Mix v. Ege

67 Minn. 116 | Minn. | 1897

CANTY, J.

This is an action of replevin. In Ms answer, defendant denies that the goods and chattels in question are the goods of *117plaintiff, but alleges that they are the goods of one Feldman; that defendant, at the time of taking the same, was sheriff of Hennepin county, and took them on a writ of attachment issued out of the district court of that county in an action wherein Noyes Bros. & Cutler are plaintiffs and Feldman is defendant. On the trial plaintiff had a verdict, qpd from an order denying a new trial defendant appeals.

Feldman had been the owner of the goods and chattels in question, consisting of a stock of cigars, tobacco, and store fixtures, with which business was being carried on in a retail store. Plaintiff claims that Feldman sold out to one McGuire, who two days afterwards sold to plaintiff. Immediately thereafter a writ of attachment was levied on the property in an action brought by one Grosse against Feldman.

1. On the redirect examination of plaintiff as a witness on his own behalf on the trial, the court permitted him, against objection and exception, to testify that he then “made a kick to McGuire,” who stated that this attachment would not hold, that he would fight it, and that he further stated:

“We have got a lot of goods here. Let them take these cigars— Let them take out that much, and I will guaranty we’ll get the goods back, or I’ll give you credit for them.”

This is assigned as error. We are of the opinion that it was competent, for two reasons: (1) The defendant had already gone into the same matter on cross-examination, and (2) this evidence showed more fully the transaction between plaintiff and McGuire in relation to the stock of goods and fixtures in question.

2. On cross-examination, plaintiff testified that when he bought the property he was engaged with the National Oash-Begister Company, and could not run the cigar store himself, but employed another as clerk. On redirect examination he testified, against objection and exception, that at the time he purchased the property he expected his relations with the company would cease; that he had an intimation to that effect. This is assigned as error. It was competent to explain the cross-examination, and rebut any inference of bad faith on his part in purchasing a business which, by reason of his employment elsewhere, he could not personally manage.

3. Defendant offered in evidence the records in the case of Grosse v. Feldman, and the court rejected the same. We cannot say that this was error. The writ of attachment in that case was levied, and *118the property levied on carried away by the police officer, three days before the writ in the Noyes Bros. & Cutler case was issued or levied on the remainder of the property by the sheriff. It was competent to show the prior attachment, and the acts and conduct of plaintiff in reference to the same.
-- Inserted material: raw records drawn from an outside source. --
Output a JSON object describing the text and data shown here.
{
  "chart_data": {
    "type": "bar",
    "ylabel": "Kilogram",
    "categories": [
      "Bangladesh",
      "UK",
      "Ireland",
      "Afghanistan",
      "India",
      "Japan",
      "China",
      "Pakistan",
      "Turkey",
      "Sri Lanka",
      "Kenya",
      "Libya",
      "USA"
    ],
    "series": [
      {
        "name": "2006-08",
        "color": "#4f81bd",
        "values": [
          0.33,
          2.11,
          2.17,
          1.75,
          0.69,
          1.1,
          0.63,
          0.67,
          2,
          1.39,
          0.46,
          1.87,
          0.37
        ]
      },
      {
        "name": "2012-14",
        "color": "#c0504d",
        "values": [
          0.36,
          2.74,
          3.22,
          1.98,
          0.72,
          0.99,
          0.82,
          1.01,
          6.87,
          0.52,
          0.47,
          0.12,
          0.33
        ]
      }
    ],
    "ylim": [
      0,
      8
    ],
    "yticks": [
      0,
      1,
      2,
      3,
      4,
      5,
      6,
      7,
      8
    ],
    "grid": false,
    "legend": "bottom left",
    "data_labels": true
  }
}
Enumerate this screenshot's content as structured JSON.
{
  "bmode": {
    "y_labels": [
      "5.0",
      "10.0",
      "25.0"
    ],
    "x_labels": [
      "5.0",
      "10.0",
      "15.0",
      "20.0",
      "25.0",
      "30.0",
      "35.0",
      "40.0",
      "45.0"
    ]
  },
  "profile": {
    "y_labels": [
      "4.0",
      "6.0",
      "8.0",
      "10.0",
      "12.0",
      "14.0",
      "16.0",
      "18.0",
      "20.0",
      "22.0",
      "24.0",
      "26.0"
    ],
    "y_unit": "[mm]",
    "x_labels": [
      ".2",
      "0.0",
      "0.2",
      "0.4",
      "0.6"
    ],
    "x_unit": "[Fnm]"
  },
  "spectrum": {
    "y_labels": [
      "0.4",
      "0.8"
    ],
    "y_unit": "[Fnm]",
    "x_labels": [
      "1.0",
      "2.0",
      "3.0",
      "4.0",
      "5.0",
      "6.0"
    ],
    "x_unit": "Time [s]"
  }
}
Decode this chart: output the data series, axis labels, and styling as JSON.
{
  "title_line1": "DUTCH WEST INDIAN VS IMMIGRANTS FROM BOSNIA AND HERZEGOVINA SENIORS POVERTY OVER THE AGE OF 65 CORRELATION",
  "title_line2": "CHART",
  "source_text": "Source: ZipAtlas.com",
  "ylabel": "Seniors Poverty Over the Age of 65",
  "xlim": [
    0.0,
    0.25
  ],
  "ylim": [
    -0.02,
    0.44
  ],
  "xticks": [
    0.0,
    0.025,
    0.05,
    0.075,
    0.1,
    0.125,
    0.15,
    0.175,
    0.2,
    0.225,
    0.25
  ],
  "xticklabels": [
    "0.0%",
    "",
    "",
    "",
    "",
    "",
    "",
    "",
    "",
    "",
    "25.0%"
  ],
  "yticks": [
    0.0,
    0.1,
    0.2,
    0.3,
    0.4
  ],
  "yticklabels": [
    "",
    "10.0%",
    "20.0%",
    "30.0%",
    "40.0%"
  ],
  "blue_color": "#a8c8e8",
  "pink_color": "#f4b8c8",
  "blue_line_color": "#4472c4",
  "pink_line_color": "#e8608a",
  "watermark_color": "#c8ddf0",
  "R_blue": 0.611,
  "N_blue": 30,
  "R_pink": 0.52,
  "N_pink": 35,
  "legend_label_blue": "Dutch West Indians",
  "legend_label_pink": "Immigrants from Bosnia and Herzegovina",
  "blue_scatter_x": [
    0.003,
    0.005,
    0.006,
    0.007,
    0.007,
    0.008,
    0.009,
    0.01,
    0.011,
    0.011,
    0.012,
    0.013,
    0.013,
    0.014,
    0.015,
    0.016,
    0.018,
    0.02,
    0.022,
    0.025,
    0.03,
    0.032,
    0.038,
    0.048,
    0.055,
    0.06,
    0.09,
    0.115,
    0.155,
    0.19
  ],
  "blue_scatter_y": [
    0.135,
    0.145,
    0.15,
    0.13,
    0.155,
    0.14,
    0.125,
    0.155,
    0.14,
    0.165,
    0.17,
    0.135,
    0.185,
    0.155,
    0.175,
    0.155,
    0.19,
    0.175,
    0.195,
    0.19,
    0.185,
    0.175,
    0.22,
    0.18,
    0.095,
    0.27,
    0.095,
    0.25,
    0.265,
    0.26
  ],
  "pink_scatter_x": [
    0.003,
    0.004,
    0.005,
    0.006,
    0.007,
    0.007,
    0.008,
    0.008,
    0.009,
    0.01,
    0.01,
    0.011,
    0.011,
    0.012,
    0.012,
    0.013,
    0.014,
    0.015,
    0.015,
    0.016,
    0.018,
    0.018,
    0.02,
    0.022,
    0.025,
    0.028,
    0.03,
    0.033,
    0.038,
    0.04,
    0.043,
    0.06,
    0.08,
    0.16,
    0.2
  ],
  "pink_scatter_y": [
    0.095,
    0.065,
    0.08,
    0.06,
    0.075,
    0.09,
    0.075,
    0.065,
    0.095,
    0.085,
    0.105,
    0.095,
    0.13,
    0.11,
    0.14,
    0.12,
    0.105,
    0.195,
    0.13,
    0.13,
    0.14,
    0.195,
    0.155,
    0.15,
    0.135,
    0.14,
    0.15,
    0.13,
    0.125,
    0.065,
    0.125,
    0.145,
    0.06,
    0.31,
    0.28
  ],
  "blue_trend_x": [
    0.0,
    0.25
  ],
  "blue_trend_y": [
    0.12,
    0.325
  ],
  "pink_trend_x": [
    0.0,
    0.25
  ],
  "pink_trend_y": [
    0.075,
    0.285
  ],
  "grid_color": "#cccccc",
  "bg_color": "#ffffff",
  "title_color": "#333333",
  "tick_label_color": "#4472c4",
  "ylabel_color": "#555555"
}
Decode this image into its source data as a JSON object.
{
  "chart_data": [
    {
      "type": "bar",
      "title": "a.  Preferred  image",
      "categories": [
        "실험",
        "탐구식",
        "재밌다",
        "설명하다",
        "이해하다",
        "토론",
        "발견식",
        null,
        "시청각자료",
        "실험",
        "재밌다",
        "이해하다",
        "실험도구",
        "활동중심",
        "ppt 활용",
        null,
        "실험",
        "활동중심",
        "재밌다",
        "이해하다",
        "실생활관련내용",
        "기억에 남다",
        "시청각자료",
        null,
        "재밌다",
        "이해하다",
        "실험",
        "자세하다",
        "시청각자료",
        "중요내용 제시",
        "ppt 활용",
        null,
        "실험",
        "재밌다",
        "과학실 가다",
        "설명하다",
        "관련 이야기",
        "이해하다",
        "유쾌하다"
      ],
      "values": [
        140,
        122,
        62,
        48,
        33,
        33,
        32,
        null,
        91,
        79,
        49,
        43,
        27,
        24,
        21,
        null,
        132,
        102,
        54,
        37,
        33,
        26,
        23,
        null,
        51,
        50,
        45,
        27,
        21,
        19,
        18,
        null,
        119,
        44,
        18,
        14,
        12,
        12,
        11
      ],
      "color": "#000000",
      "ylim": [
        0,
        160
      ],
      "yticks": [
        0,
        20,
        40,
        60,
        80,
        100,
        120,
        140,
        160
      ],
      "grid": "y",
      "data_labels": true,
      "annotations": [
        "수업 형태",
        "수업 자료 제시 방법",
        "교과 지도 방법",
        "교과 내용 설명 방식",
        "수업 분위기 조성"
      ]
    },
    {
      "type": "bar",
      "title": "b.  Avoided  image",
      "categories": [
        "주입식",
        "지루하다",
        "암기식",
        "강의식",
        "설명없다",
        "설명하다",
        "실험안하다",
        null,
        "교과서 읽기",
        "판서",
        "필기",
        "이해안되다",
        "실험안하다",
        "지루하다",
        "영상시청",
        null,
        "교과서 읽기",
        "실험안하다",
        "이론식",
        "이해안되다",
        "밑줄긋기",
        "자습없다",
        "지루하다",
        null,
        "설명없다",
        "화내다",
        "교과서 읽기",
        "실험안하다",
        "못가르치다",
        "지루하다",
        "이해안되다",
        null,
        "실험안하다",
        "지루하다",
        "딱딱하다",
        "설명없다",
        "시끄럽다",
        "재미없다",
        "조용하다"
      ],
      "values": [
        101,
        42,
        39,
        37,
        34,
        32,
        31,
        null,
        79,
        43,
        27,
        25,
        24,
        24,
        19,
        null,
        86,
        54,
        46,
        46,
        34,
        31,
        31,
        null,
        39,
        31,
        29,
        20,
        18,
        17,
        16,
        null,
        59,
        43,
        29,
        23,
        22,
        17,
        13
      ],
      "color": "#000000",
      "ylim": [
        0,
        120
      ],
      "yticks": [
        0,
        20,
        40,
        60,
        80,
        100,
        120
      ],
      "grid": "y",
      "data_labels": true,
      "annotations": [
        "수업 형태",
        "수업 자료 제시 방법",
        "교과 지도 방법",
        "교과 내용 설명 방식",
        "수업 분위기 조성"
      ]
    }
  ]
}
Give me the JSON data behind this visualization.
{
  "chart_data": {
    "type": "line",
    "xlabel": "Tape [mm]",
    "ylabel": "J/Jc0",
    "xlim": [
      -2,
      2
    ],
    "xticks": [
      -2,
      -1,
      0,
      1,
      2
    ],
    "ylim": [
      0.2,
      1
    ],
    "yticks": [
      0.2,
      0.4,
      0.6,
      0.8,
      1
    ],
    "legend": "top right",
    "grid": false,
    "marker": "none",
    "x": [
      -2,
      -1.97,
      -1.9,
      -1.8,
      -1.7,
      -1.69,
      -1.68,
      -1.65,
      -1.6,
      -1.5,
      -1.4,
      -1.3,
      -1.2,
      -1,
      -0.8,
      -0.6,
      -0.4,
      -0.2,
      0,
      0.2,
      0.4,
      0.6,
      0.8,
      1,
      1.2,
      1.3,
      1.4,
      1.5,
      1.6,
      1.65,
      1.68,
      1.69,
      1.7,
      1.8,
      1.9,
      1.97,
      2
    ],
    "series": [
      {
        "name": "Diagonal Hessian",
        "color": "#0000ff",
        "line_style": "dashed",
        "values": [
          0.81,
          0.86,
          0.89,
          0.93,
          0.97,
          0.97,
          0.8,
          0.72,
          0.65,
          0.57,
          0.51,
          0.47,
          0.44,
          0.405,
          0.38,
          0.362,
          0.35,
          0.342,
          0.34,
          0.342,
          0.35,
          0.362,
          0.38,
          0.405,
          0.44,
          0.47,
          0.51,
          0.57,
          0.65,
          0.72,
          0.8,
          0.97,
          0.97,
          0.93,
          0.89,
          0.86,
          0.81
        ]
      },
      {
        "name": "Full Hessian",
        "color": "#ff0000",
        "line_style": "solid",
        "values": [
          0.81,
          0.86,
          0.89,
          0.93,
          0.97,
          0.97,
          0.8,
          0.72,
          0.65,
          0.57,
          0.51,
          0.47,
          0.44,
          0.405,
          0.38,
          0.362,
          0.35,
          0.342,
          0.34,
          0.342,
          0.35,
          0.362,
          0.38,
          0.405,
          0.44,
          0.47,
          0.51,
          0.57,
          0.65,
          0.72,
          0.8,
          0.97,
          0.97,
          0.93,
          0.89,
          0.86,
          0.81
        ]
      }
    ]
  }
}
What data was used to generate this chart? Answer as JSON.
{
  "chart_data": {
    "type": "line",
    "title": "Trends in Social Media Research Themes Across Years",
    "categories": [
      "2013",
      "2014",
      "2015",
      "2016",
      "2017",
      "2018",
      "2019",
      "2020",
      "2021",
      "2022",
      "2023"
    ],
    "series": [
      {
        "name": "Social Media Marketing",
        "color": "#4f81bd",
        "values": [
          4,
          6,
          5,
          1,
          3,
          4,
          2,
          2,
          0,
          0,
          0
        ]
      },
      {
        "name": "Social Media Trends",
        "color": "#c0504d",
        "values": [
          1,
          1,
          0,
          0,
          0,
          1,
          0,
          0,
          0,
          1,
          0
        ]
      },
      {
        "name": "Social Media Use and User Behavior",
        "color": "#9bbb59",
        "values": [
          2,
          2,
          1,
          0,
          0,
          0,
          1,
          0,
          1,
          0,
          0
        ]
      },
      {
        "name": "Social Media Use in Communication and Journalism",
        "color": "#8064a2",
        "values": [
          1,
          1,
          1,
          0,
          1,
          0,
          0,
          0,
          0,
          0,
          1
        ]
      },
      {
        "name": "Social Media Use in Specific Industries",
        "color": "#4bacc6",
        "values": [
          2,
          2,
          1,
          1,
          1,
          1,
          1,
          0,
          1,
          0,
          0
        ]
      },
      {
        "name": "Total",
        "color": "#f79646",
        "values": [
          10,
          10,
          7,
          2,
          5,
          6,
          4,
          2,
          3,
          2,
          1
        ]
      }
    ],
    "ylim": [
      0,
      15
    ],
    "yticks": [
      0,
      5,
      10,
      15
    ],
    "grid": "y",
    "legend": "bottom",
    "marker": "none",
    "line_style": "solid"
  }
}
But the only theory on which the records in that case could have been competent evidence in this is that before plaintiff parted with the consideration for his purchase he had obtained sufficient knowledge of the charges made in the Grosse case to put him on inquiry,, and that, if he had inquired, he would have discovered that Grosse’s affidavit of attachment in these records charged that Feldman was about to dispose of his property with intent to defraud his creditors. Plaintiff testified that he had already given his negotiable promissory notes to McGuire for the full amount of the purchase price, but had not yet given the mortgage to secure the same, when the Grosse attachment was levied. Plaintiff was not learned in the law, and does not appear to have consulted an attorney in reference to the Grosse attachment. McGuire took the matter off his hands, and gave him credit for the amount of goods seized on that attachment, and indorsed the same on his notes.

We cannot say that under these circumstances the plaintiff, a layman, should have known that by consulting the court files in the Grosse case he would have learned any more than he had learned from the fact that the property he was purchasing or had purchased from McGuire was claimed as the property of Feldman on a writ of attachment against him.

4. The court did not err in receiving in evidence the bill of sale from Feldman to McGuire.

5. Defendant assigns as error the refusal to give his first request to instruct the jury, which charges, in substance, that plaintiff is not an innocent purchaser unless he purchased without notice of any intention to defraud on the part of the vendor, and paid a valuable consideration for the property before he had notice of such fraud. This request is misleading, and was properly refused, because it leaves out of consideration the fact that McGuire might have been an innocent purchaser for value without any such notice, and, if so, plaintiff, whether he had notice or not, could have purchased McGuire’s rights. Whether or not the giving of plaintiff’s notes to McGuire *119was a sufficient consideration or payment of tbe purchase price to protect plaintiff against subsequent notice of fraud received by him before he paid the notes is a question which appellant now attempts to raise on another portion of this request. But, if the request is bad in part, we will not consider the rest of it.

The second and third requests were fully, completely, and effectively covered by the general charge. The fourth request is erroneous in assuming that plaintiff does not claim that McGuire had title to the property when plaintiff purchased from him.

This disposes of all the questions raised worthy of consideration, and the order appealed from is affirmed.